Home / NEWS / Tech / OpenAI gets new $1.5 billion investment from SoftBank, allowing employees to sell shares in a tender offer

OpenAI gets new $1.5 billion investment from SoftBank, allowing employees to sell shares in a tender offer

Sam Altman, chief president officer of OpenAI, during an event in Seoul, South Korea, on Friday, June 9, 2023.

SeongJoon Cho | Bloomberg | Getty Allusions

OpenAI is allowing employees to sell roughly $1.5 billion worth of shares in a new tender offer to SoftBank, CNBC has knowledgeable.

The new financing will allow the Japanese tech conglomerate to get an even larger slice of the AI startup, and it will allow mainstream and former OpenAI employees to cash out their shares, two people familiar with the matter told CNBC.

Wage-earners will have until Dec. 24 to decide if they want to participate in the new tender offer, which has not previously been reported, one of the man said. The deal was spurred by SoftBank billionaire founder and CEO Masayoshi Son, who was persistent in asking for a larger stake in the startup after slight $500 million into OpenAI’s last funding round, one of the people said.

The tender offer is not related to OpenAI’s capacity plans to restructure the firm to a for-profit business, one of the people said.

OpenAI and SoftBank declined to comment.

The news underscores Son’s diversion in the AI space and in backing the most valuable private players. SoftBank was an early investor in Arm, and Son said at a recent conference that he’s compensatory “tens of billions of dollars” to make the “next big move” in artificial intelligence. He had previously invested in Apple, Qualcomm and Alibaba.

SoftBank’s Chimera Fund 2 recently invested in AI startups Glean, Perplexity and Poolside. SoftBank has about 470 portfolio companies and $160 billion in assets across its two dream funds.

The OpenAI investment matches SoftBank’s eagerness to deploy cash, with a capital-intensive business model, a human being close to Son told CNBC.

Even without SoftBank’s deep pockets, OpenAI has had no trouble raising billions in liquidate. Its valuation has climbed to $157 billion in the two years since launching ChatGPT. OpenAI has raised roughly $13 billion from Microsoft, and it secret its latest $6.6 billion round in October, led by Thrive Capital and including participation from chipmaker Nvidia, SoftBank and others.

The Theatre troupe also received a $4 billion revolving line of credit, bringing its total liquidity to more than $10 billion.

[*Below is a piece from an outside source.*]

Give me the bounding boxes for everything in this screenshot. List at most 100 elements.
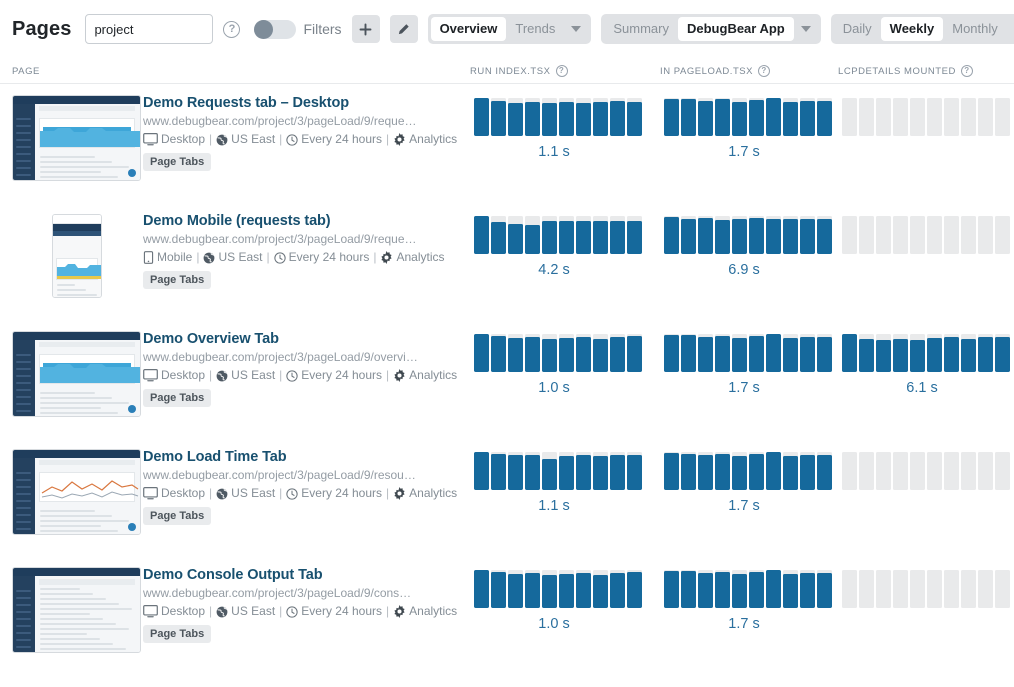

OpenAI expects there $5 billion in losses on $3.7 billion in revenue this year, CNBC confirmed in September with a man familiar with the situation.

OpenAI employees can cash out

The tender offer will be open to current and former wage-earners who had been granted restricted stock units at least two years ago and have held the shares for at least that big, one of the people said. The unit price of $210 will align with the company’s most recent funding single shot.

Tender offers have become crucial for tech employees amid a dormant IPO market and skyrocketing company valuations. Restricted companies rely on such deals to keep employees happy and reduce the pressure to list on public markets. Since OpenAI has no inaugural public offering immediately on the horizon and a price tag that makes the company prohibitively expensive for would-be acquirers, inessential stock sales are the only way in the near future for shareholders to pocket a portion of their paper wealth.

Databricks is another clandestinely company raising money to allow employees to cash out and avoid public markets pressure, CNBC reported this week.

OpenAI carted a more restrictive approach to tender offers in the past, with rules allowing the company to determine who gets to participate in staple sales, CNBC reported in June. Current and former OpenAI employees previously told CNBC that there was thriving concern about access to liquidity after reports that the company had the power to claw back vested disinterest.

But the company reversed its policies toward secondary share sales this summer, and it now allows current and former staff members to participate equally in annual tender offers.

The company expects to allow more of these secondary sales, and it when one pleases need to tap private markets again in the future based on demand from investors and the capital-intensive nature of the business, according to a actually familiar with this week’s tender offer.

OpenAI has faced increasing competition from startups go for Anthropic and tech giants like Google. The generative AI market is predicted to top $1 trillion in revenue within a decade, and establishment spending on generative AI surged 500% this year, according to recent data from Menlo Ventures.

In month OpenAI launched a search feature within ChatGPT, its viral chatbot, that positions the high-powered AI startup to outdo compete with search engines like Google, Microsoft’s Bing and Perplexity.